Bank of Ireland's lower tier two paper dropped sharply after the lender said it may offer an equity alternative to its cash buyback rather than laying out concrete plans for such an offer.
"People were playing them for a debt-for-equity swap so with the uncertainty over that some investors are getting out," said Oliver Gilvarry of Dolmen Securities.
"We were expecting that was going to be a key part of the whole deal."
Ireland's largest bank wants to avoid falling into state control after it was ordered to raise 5.2 billion euros in capital, including 1 billion euros in contingent capital, before the end of July to bulletproof it from the fallout from a devastating property crash.
Bank of Ireland said it would shortly launch a buyback for around 2.6 billion euros in subordinated debt, offering holders of Tier 1 securities just 10 percent of the face value of their original investment, and holders of Tier 2 securities 20 percent.
Bank of Ireland's lower tier two paper was trading at 40 cents in the euro after the announcement, still higher than the 80 percent discount implied but down from around 55 cents on Monday due to the lack of clarity on a more attractive debt-for-equity swap.

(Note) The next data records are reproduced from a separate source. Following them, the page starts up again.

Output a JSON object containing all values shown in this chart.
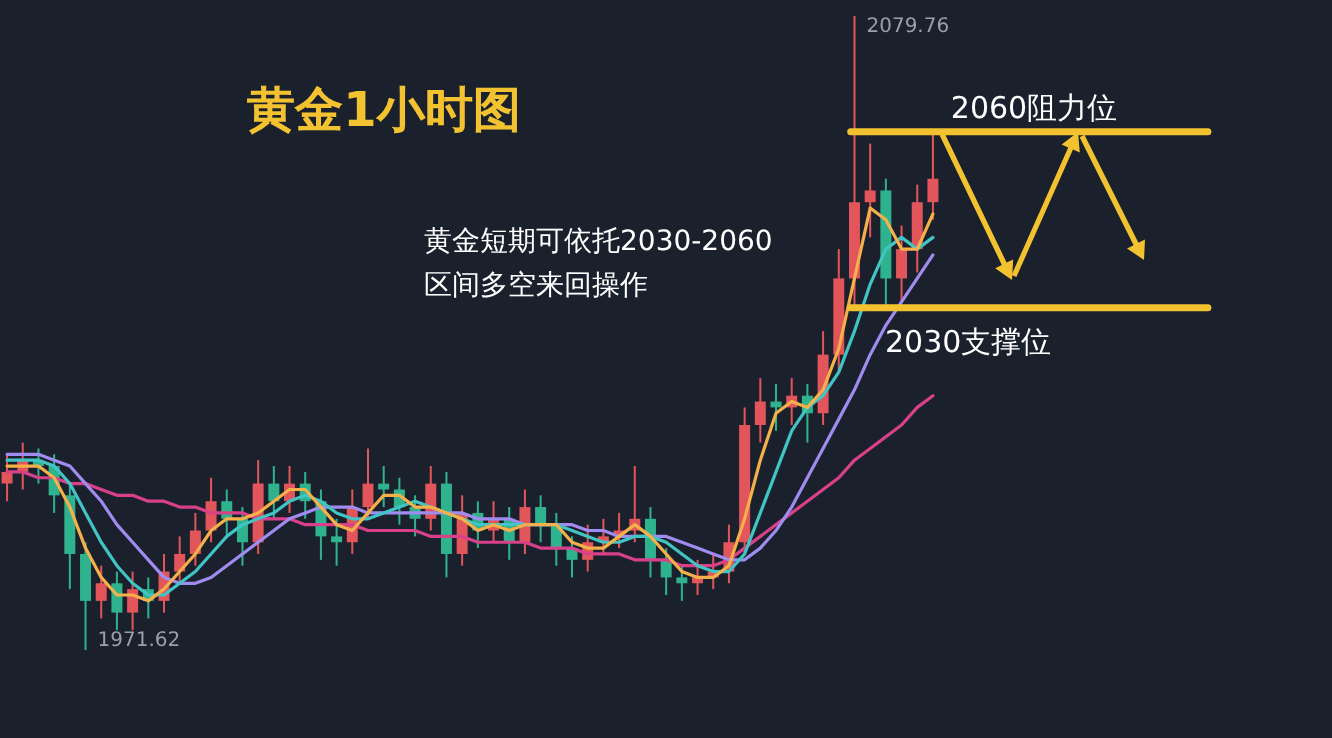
{
  "chart_data": {
    "type": "candlestick",
    "title": "黄金1小时图",
    "categories": [
      null,
      null,
      null,
      null,
      null,
      null,
      null,
      null,
      null,
      null,
      null,
      null,
      null,
      null,
      null,
      null,
      null,
      null,
      null,
      null,
      null,
      null,
      null,
      null,
      null,
      null,
      null,
      null,
      null,
      null,
      null,
      null,
      null,
      null,
      null,
      null,
      null,
      null,
      null,
      null,
      null,
      null,
      null,
      null,
      null,
      null,
      null,
      null,
      null,
      null,
      null,
      null,
      null,
      null,
      null,
      null,
      null,
      null,
      null,
      null
    ],
    "ohlc": [
      [
        2000,
        2005,
        1997,
        2002
      ],
      [
        2002,
        2007,
        1999,
        2004
      ],
      [
        2004,
        2006,
        2000,
        2003
      ],
      [
        2003,
        2005,
        1995,
        1998
      ],
      [
        1998,
        2000,
        1982,
        1988
      ],
      [
        1988,
        1990,
        1971.62,
        1980
      ],
      [
        1980,
        1986,
        1977,
        1983
      ],
      [
        1983,
        1985,
        1975,
        1978
      ],
      [
        1978,
        1985,
        1975,
        1982
      ],
      [
        1982,
        1984,
        1977,
        1980
      ],
      [
        1980,
        1988,
        1978,
        1985
      ],
      [
        1985,
        1991,
        1983,
        1988
      ],
      [
        1988,
        1995,
        1986,
        1992
      ],
      [
        1992,
        2001,
        1990,
        1997
      ],
      [
        1997,
        1999,
        1991,
        1994
      ],
      [
        1994,
        1996,
        1986,
        1990
      ],
      [
        1990,
        2004,
        1988,
        2000
      ],
      [
        2000,
        2003,
        1994,
        1997
      ],
      [
        1997,
        2003,
        1995,
        2000
      ],
      [
        2000,
        2002,
        1994,
        1997
      ],
      [
        1997,
        1999,
        1987,
        1991
      ],
      [
        1991,
        1994,
        1986,
        1990
      ],
      [
        1990,
        1999,
        1988,
        1996
      ],
      [
        1996,
        2006,
        1994,
        2000
      ],
      [
        2000,
        2003,
        1996,
        1999
      ],
      [
        1999,
        2001,
        1993,
        1996
      ],
      [
        1996,
        1998,
        1991,
        1994
      ],
      [
        1994,
        2003,
        1992,
        2000
      ],
      [
        2000,
        2002,
        1984,
        1988
      ],
      [
        1988,
        1998,
        1986,
        1995
      ],
      [
        1995,
        1997,
        1989,
        1992
      ],
      [
        1992,
        1997,
        1990,
        1994
      ],
      [
        1994,
        1996,
        1987,
        1990
      ],
      [
        1990,
        1999,
        1988,
        1996
      ],
      [
        1996,
        1998,
        1990,
        1993
      ],
      [
        1993,
        1995,
        1986,
        1989
      ],
      [
        1989,
        1991,
        1984,
        1987
      ],
      [
        1987,
        1993,
        1985,
        1990
      ],
      [
        1990,
        1994,
        1988,
        1991
      ],
      [
        1991,
        1995,
        1989,
        1992
      ],
      [
        1992,
        2003,
        1990,
        1994
      ],
      [
        1994,
        1996,
        1984,
        1987
      ],
      [
        1987,
        1989,
        1981,
        1984
      ],
      [
        1984,
        1986,
        1980,
        1983
      ],
      [
        1983,
        1987,
        1981,
        1984
      ],
      [
        1984,
        1988,
        1982,
        1985
      ],
      [
        1985,
        1993,
        1983,
        1990
      ],
      [
        1990,
        2013,
        1988,
        2010
      ],
      [
        2010,
        2018,
        2007,
        2014
      ],
      [
        2014,
        2017,
        2009,
        2013
      ],
      [
        2013,
        2018,
        2010,
        2015
      ],
      [
        2015,
        2017,
        2007,
        2012
      ],
      [
        2012,
        2026,
        2010,
        2022
      ],
      [
        2022,
        2040,
        2019,
        2035
      ],
      [
        2035,
        2079.76,
        2030,
        2048
      ],
      [
        2048,
        2058,
        2042,
        2050
      ],
      [
        2050,
        2052,
        2030,
        2035
      ],
      [
        2035,
        2044,
        2031,
        2040
      ],
      [
        2040,
        2051,
        2036,
        2048
      ],
      [
        2048,
        2060,
        2045,
        2052
      ]
    ],
    "colors": [
      "#e2555a",
      "#e2555a",
      "#2fb38e",
      "#2fb38e",
      "#2fb38e",
      "#2fb38e",
      "#e2555a",
      "#2fb38e",
      "#e2555a",
      "#2fb38e",
      "#e2555a",
      "#e2555a",
      "#e2555a",
      "#e2555a",
      "#2fb38e",
      "#2fb38e",
      "#e2555a",
      "#2fb38e",
      "#e2555a",
      "#2fb38e",
      "#2fb38e",
      "#2fb38e",
      "#e2555a",
      "#e2555a",
      "#2fb38e",
      "#2fb38e",
      "#2fb38e",
      "#e2555a",
      "#2fb38e",
      "#e2555a",
      "#2fb38e",
      "#e2555a",
      "#2fb38e",
      "#e2555a",
      "#2fb38e",
      "#2fb38e",
      "#2fb38e",
      "#e2555a",
      "#e2555a",
      "#e2555a",
      "#e2555a",
      "#2fb38e",
      "#2fb38e",
      "#2fb38e",
      "#e2555a",
      "#e2555a",
      "#e2555a",
      "#e2555a",
      "#e2555a",
      "#2fb38e",
      "#e2555a",
      "#2fb38e",
      "#e2555a",
      "#e2555a",
      "#e2555a",
      "#e2555a",
      "#2fb38e",
      "#e2555a",
      "#e2555a",
      "#e2555a"
    ],
    "series": [
      {
        "type": "line",
        "color": "#d8418a",
        "values": [
          2002,
          2002,
          2001,
          2001,
          2000,
          2000,
          1999,
          1998,
          1998,
          1997,
          1997,
          1996,
          1996,
          1995,
          1995,
          1995,
          1994,
          1994,
          1994,
          1993,
          1993,
          1993,
          1993,
          1992,
          1992,
          1992,
          1992,
          1991,
          1991,
          1991,
          1990,
          1990,
          1990,
          1990,
          1989,
          1989,
          1989,
          1988,
          1988,
          1988,
          1987,
          1987,
          1987,
          1986,
          1986,
          1986,
          1987,
          1989,
          1991,
          1993,
          1995,
          1997,
          1999,
          2001,
          2004,
          2006,
          2008,
          2010,
          2013,
          2015
        ]
      },
      {
        "type": "line",
        "color": "#a08cf0",
        "values": [
          2005,
          2005,
          2005,
          2004,
          2003,
          2000,
          1997,
          1993,
          1990,
          1987,
          1984,
          1983,
          1983,
          1984,
          1986,
          1988,
          1990,
          1992,
          1994,
          1995,
          1996,
          1996,
          1996,
          1995,
          1995,
          1995,
          1995,
          1995,
          1995,
          1995,
          1994,
          1994,
          1994,
          1993,
          1993,
          1993,
          1993,
          1992,
          1992,
          1991,
          1991,
          1991,
          1991,
          1990,
          1989,
          1988,
          1987,
          1987,
          1989,
          1992,
          1996,
          2001,
          2006,
          2011,
          2016,
          2022,
          2027,
          2031,
          2035,
          2039
        ]
      },
      {
        "type": "line",
        "color": "#40c4c4",
        "values": [
          2004,
          2004,
          2004,
          2003,
          2000,
          1995,
          1990,
          1986,
          1983,
          1981,
          1981,
          1983,
          1985,
          1988,
          1991,
          1993,
          1994,
          1995,
          1997,
          1998,
          1997,
          1995,
          1994,
          1994,
          1995,
          1996,
          1997,
          1996,
          1995,
          1994,
          1993,
          1993,
          1993,
          1993,
          1993,
          1993,
          1992,
          1991,
          1990,
          1990,
          1991,
          1991,
          1990,
          1988,
          1986,
          1985,
          1985,
          1988,
          1995,
          2002,
          2009,
          2013,
          2015,
          2019,
          2026,
          2034,
          2040,
          2042,
          2040,
          2042
        ]
      },
      {
        "type": "line",
        "color": "#f5b04a",
        "values": [
          2003,
          2003,
          2003,
          2001,
          1996,
          1989,
          1984,
          1981,
          1981,
          1980,
          1982,
          1985,
          1988,
          1992,
          1994,
          1994,
          1995,
          1997,
          1999,
          1999,
          1996,
          1993,
          1992,
          1995,
          1998,
          1998,
          1996,
          1996,
          1995,
          1994,
          1992,
          1993,
          1992,
          1993,
          1993,
          1993,
          1990,
          1989,
          1989,
          1991,
          1993,
          1991,
          1988,
          1985,
          1984,
          1984,
          1986,
          1994,
          2004,
          2012,
          2014,
          2013,
          2016,
          2023,
          2035,
          2047,
          2045,
          2040,
          2040,
          2046
        ]
      }
    ],
    "tick_labels": false,
    "ref_lines": [
      {
        "axis": "y",
        "value": 2060,
        "label": "2060阻力位",
        "color": "#f2c230"
      },
      {
        "axis": "y",
        "value": 2030,
        "label": "2030支撑位",
        "color": "#f2c230"
      }
    ],
    "annotations": [
      "黄金短期可依托2030-2060\n区间多空来回操作",
      "2079.76",
      "1971.62"
    ]
  }
}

Separately, smaller rivals Irish Life & Permanent and EBS Building Society also said they would impose losses equivalent to around 80-90 percent of the face value of some 1.1 billion euros in junior bonds.
The banks said if investors did not accept the offers, the Irish government would take whatever steps necessary to "maximise burden sharing".
The discounts are on a par with those levied against bondholders in Allied Irish Banks and Finance Minister Michael Noonan said such burden-sharing was the minimum acceptable to the government.
"These financial institutions are remaining solvent due to the ongoing overwhelming financial support of the state, without this support subordinated bondholders' entire investment would have been irrecoverable," Noonan said in a statement.
HARDLINE ON JUNIORS
Criticised for not imposing losses on banks' senior bondholders due to opposition from the European Central Bank (ECB), Ireland's government is taking a hard line on junior bondholders, forcing them to share some of the 70 billion euros bill for bailing out the sector.
Dublin is hoping such debt buybacks will generate 5 billion euros towards propping up the sector, reducing the amount it needs to tap from an 85 billion euros EU-IMF bailout package and possibly freeing up funds for the government if Dublin's return to the debt markets is delayed.
But two investors have challenged the government's plans to impose losses on some 2.6 billion euros in subordinated bonds in Allied Irish Banks and the High Court will start hearing the case on Thursday.
If the bondholders win their case it could complicate Dublin's attempts to claw back money from investors.
The government has nationalised almost the entire Irish banking sector to save it from collapsing under the weight of loan losses, deposit outflows and a freeze on accessing debt markets.
Bank of Ireland, in which the government holds a 36 percent stake, is the only lender to avoid, so far, majority state control.
Data out on Tuesday showed that the rate of decline in deposits in Ireland's banking system slowed to 9.1 percent year-on-year in April from a 10 percent drop on the previous month.